The beauty of language can be enhanced today with pictures and music. Look at the power of the full sensual image in the popularity of movie genre or music videos. Even listening to a storyteller read to us enhances the words with all the intonations and colour of the human voice. Is it a shame that our children are not using their own imaginations to read novels? Maybe they are when they can use Photo Story to show us how they interpret literature. . .or when they create their own. . . and they are not held back by a lack of written literacy skills because there is a listening and speaking option to telling a story that others can share. Even the non readers can participate. I read in a recent article that the time for the dyslexics is coming!

Art and design are still there to be appreciated and are now accessible to all. Artistic creation is still important. . . what about computer generated images? These are real art too; we have used different media through the ages and these are no different.

The pathway

There are stepping stones to my ideal e classroom.
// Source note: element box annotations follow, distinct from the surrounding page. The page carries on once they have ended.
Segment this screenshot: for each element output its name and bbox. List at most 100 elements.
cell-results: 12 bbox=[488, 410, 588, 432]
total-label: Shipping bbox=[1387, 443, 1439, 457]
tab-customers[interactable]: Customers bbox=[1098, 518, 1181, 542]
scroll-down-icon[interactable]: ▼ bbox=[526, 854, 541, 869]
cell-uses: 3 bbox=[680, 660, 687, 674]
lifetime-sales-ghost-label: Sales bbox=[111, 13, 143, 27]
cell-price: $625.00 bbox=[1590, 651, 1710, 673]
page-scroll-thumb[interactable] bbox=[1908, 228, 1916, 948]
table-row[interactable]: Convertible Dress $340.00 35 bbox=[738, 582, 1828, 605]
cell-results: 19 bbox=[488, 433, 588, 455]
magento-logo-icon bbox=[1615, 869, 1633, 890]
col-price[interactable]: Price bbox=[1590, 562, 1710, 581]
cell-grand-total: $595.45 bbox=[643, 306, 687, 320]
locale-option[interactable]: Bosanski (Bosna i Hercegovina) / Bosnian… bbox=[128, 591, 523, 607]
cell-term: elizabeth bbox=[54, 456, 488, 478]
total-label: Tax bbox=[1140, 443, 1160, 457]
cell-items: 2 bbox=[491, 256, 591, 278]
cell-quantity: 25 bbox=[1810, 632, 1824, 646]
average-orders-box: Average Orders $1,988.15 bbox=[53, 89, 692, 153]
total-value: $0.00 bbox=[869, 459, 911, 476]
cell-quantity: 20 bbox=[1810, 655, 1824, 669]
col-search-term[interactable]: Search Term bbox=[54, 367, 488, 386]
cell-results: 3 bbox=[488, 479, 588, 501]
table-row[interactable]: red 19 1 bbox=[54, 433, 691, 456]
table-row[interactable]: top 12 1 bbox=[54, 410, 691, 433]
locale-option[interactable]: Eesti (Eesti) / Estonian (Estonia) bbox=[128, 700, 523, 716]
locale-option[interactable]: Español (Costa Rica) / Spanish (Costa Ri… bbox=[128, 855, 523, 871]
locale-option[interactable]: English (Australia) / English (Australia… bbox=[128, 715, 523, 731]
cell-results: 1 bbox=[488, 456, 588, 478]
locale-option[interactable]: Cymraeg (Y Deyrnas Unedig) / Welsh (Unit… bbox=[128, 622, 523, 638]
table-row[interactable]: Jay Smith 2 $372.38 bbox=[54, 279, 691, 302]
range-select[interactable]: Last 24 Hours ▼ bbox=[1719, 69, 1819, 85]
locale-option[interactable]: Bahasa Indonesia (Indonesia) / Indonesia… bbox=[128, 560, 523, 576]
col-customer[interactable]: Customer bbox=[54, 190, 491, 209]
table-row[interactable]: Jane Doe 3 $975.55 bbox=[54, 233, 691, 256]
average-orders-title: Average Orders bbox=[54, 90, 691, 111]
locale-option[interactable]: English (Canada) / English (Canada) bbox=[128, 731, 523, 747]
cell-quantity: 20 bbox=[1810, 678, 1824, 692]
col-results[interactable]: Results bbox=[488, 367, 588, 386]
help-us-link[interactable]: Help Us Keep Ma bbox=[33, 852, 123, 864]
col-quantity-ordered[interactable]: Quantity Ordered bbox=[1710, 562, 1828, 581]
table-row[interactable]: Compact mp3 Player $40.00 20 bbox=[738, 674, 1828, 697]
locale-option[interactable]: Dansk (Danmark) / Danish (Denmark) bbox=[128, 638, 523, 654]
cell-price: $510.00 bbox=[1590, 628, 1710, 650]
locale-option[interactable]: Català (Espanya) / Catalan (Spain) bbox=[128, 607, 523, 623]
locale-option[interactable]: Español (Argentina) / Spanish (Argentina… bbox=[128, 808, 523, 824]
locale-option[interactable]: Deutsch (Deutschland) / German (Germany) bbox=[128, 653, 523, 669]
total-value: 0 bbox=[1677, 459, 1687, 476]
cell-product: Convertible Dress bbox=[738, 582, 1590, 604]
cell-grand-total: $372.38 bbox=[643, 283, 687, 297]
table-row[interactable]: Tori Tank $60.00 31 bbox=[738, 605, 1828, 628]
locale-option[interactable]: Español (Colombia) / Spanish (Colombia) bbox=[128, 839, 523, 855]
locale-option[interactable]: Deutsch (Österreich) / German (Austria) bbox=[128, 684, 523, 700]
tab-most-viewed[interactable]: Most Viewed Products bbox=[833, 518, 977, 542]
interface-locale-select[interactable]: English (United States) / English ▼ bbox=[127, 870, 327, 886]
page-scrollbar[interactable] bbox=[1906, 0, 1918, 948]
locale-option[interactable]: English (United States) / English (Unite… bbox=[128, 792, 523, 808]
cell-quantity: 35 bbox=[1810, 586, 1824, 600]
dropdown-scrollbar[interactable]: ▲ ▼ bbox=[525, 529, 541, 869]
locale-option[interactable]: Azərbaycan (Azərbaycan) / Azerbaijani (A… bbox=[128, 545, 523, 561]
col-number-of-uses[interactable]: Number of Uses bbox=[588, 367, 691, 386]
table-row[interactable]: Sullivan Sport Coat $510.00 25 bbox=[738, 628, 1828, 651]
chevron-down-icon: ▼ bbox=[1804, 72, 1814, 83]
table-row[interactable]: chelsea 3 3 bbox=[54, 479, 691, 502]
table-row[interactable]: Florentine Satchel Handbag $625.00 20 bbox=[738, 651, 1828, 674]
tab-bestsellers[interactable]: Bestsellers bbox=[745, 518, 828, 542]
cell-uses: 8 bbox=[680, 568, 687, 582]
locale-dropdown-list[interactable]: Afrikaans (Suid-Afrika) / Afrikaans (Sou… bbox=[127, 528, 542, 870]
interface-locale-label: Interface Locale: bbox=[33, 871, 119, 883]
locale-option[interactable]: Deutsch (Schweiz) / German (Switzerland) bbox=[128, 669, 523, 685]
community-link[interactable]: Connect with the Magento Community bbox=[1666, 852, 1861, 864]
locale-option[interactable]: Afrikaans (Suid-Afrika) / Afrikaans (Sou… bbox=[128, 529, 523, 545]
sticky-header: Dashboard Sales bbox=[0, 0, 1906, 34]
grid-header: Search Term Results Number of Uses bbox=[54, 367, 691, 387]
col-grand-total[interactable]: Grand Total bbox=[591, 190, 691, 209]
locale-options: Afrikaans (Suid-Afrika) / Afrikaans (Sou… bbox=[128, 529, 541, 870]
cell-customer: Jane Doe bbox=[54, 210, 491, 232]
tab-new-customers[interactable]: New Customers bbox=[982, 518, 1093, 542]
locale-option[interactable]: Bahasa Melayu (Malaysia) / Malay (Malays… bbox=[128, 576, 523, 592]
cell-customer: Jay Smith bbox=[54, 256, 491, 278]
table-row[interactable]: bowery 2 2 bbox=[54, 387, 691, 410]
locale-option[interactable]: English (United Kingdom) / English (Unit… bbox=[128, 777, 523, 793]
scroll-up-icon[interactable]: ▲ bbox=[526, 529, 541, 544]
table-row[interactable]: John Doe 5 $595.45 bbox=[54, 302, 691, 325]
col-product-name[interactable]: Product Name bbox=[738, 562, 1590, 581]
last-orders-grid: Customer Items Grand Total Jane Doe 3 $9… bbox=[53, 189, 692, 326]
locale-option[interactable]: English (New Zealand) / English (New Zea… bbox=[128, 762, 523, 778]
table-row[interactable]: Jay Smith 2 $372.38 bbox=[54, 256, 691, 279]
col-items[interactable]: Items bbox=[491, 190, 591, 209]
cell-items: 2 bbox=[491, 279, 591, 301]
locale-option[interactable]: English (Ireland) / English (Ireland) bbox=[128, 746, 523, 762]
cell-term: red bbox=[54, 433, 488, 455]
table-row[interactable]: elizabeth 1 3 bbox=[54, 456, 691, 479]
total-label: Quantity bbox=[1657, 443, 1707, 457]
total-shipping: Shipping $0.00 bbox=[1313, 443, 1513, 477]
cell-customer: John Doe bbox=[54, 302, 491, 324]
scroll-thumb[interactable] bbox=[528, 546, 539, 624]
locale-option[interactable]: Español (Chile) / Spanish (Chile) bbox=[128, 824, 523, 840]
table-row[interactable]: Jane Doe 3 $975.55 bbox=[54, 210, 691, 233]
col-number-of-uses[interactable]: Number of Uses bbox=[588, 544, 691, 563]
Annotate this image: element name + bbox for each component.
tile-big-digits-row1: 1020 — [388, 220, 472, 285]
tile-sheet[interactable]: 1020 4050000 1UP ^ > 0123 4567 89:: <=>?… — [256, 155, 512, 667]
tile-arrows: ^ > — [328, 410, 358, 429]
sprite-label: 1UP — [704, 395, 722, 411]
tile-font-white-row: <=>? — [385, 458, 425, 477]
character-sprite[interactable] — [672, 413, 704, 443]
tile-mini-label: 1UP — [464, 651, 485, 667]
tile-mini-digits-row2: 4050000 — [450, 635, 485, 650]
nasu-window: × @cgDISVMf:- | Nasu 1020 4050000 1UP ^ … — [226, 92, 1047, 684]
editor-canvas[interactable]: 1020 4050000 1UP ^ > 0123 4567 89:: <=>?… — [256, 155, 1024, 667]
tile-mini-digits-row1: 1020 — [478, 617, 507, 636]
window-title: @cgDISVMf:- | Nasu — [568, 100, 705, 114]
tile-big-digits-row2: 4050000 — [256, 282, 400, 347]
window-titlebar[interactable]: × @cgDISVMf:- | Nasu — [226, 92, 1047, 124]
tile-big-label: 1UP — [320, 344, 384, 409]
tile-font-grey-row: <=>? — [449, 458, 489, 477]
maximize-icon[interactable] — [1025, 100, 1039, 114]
We don’t want to throw out the baby with the bath water , and we have access to lots of programmes that appeal to children because they are competitive and fun. Kids like competition so use games like Spelling Force to reinforce spelling rules, maths sites like to reinforce basic facts. . . programmes like Bugwhack which often involve reading too. School Journal compilations and PM Reader are both digitised.

Knowledge is not owned by a priviledged few

The new knowledge economy is not one where those with skills are special or keep them to themselves. Look at You Tube, where we can access videos which we use now to enhance our presentations. Now we have greater sharing. We offer knowledge as a shared commodity that others can use to piggyback and scaffold even greater accomplishments. We can already freely access television programmes, music, recipes . . .

The reality

The e classroom, the global classroom is already here. We need teachers who can guide students along fascinating pathways they might not otherwise travel and do so safely, because without us they will still travel. Better to have a guide rather than stick to narrow pathways, roads well travelled or dangerous alleyways.